BY BRADY MCCOMBS AND LISA BAUMANN
THE ASSOCIATED PRESS
HELENA, Mont. -- A federal lawsuit filed by four gay couples in Montana leaves just two states — North Dakota and South Dakota — with gay marriage bans and no legal challenges aiming to overturn them. But that's likely to change as same-sex marriage advocates there gear up for a fight.
State marriage bans have been falling around the country since the U.S. Supreme Court last year struck down part of the federal Defense of Marriage Act. Now, in 29 states, judges are being asked whether gays should have the right to marry.
"At this point, I don't think that it matters, whether you're first or last. I don't think it matters at all.
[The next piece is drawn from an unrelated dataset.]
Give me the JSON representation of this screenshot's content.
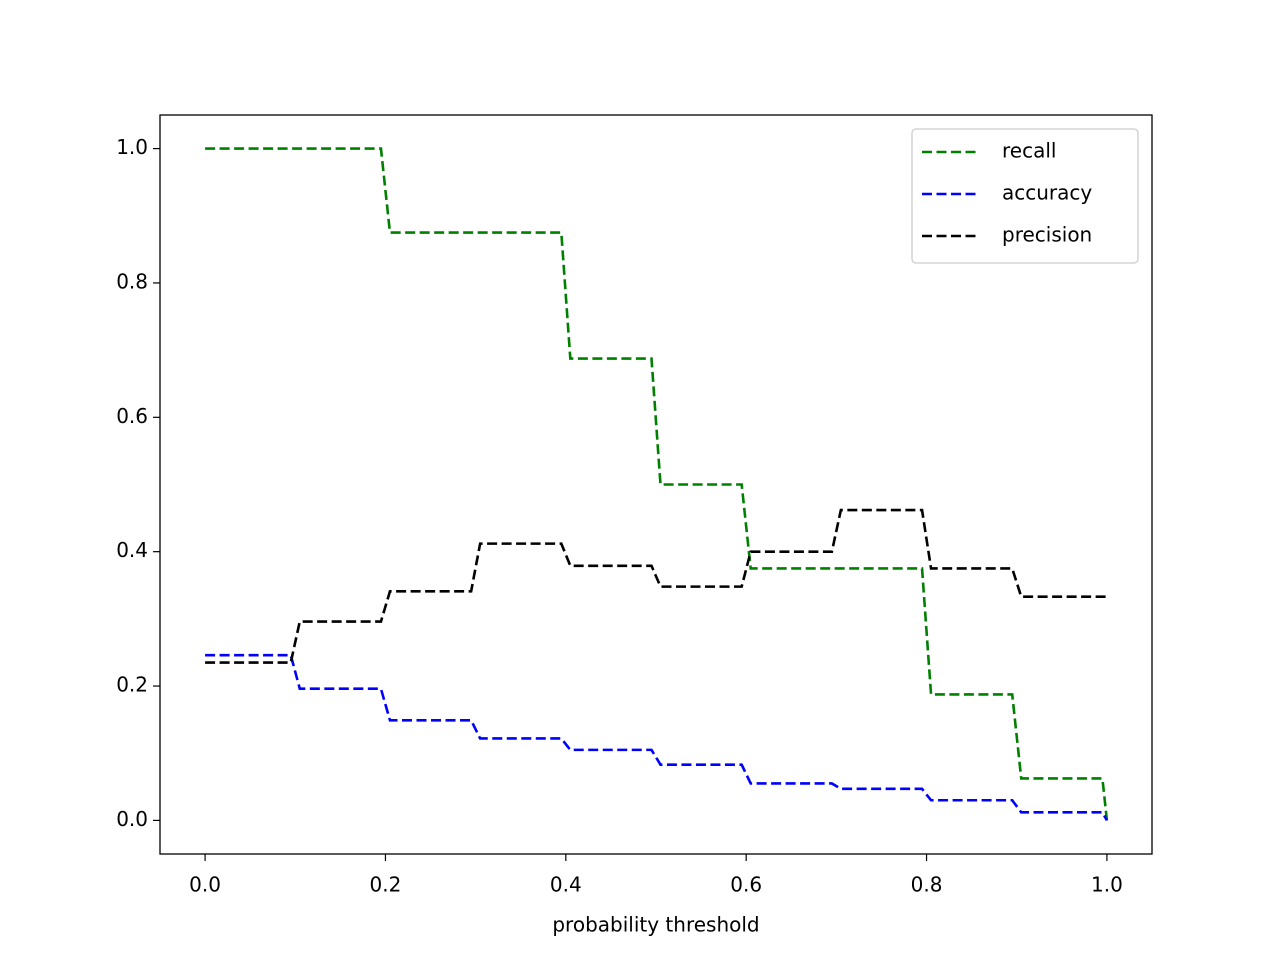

I think what matters is that we're all sending a message to either the Supreme Court or the legislators in Washington, D.C., that this has got to stop," Nancy Rosenbrahn of Rapid City, South Dakota, told The Associated Press Wednesday.
She and Jennie Rosenbrahn married in April in Minneapolis, and plan to sue in South Dakota to overturn that state's gay marriage ban.
In 19 states and the District of Columbia, gay couples can already wed, with Oregon and Pennsylvania becoming the latest to join the list this week when federal judges struck down their bans and officials decided not to appeal.